At most, what would occur in this case is a compilation error, which would already serve as a warning to the tests that this class now has a new dependency.
Being an increase in our original business rule, there is nothing fairer than increasing the tests by ensuring correct invocations of our instrumenter.
See the following example: public class ManagerTasksTest { private static final Integer TASK_CODE = 1; privateTaskManagertaskmanager; private RecoveryTasks recovery; private MetifierTasks meterifier; @BeforeEach public void setUp() { this.recuperador = Mockito.mock(RecuperadorTasas.class); this.metrificador = Mockito.mock(MetificadorTasks.class); this.gerenciadorTasks = new ManagerTasks(recoverer, metrifier); ); Boolean wasExecuted = managerTasks.executeTasgaPeloCodigo(CODIGO_TAREFA); Mockito.verify(metrifier, times(1)).metrifyQueTasgaWasStarted(any()); Mockito.verify(metrificador, times(1)).metrificaQueTaskerHasInterrupted(any()); Mockito.verifyNoMoreInteractions(metrifier); assertFalse(wasExecuted); ); doThrow(new TaskInterrompidaException()).when( task).iniciaProcesso(); return task; } } Taking advantage of the dependency on an instrumenter within our TaskManager, we can also inject a fake class to check only the number of invocations of each method.
In the test above, we check that the methods metricQueTaskWasInitiated and metricQueTaskWasInterrupted were invoked, and then we ensure that no further interactions are made with our instrumentation class.
So, if a new metric appears, there is refactoring or a change in the business rule, we will have tests that guarantee what the business expects, or expected.
Author's Opinion This article is, in large part, a rereading of the Domain-Oriented Observability study, written by Pete Hodgson in 2019, and also includes the views of several other authors on the subject, including the personal opinion of the author, Felipe Luan Cipriani , tech writer invited by the Softplan group..

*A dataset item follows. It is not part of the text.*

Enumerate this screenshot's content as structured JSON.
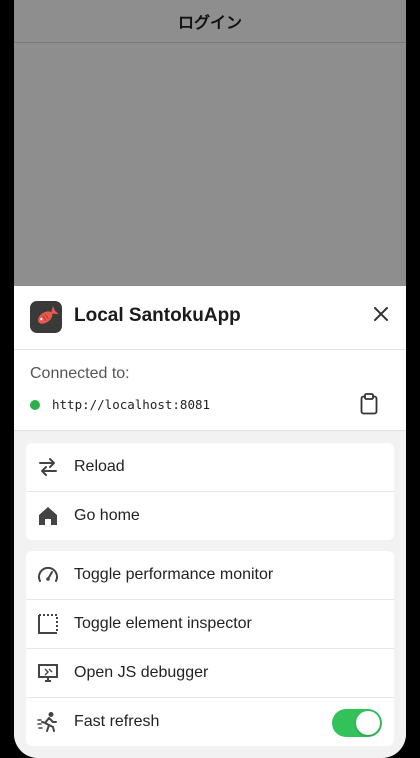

When I read the landmark article “Domain-Oriented Observability” for the first time, I was not surprised by something revealing, as I already knew the method.
However, after a few conversations with close colleagues and a few more attempts to understand the entirety of the article, I realized how I underestimated it.
Domain Probe does not address encapsulation, segregation or dependency injection ─ although these are all elements that make it up ─, but rather the importance of metrics, and their relevance to the business.
And while the Domain Probe design pattern has similarities to a Facade, it is concerned with the essence of every system: the domain.
Therefore, it has its value. This is an essential design pattern to know and apply wherever there are metrics tools in a domain that are not designed or designed to be easy to read, interpret, or maintain.
After all, developers spend more time reading code than writing it.
Furthermore, this is a project pattern with extreme flexibility in terms of granularity.
In other words, you can create anything from a Domain Probe for each domain class, this approach being more “specific”, to even a “generic” Domain Probe. There is no wrong approach, just different approaches.
Another type of implementing a Domain Oriented Observability is through events.
In this scenario, the current project pattern is Observer, and its approach is equally interesting, making it worth an article dedicated just to it.
Finally, I thank you, dear reader, for your time and interest.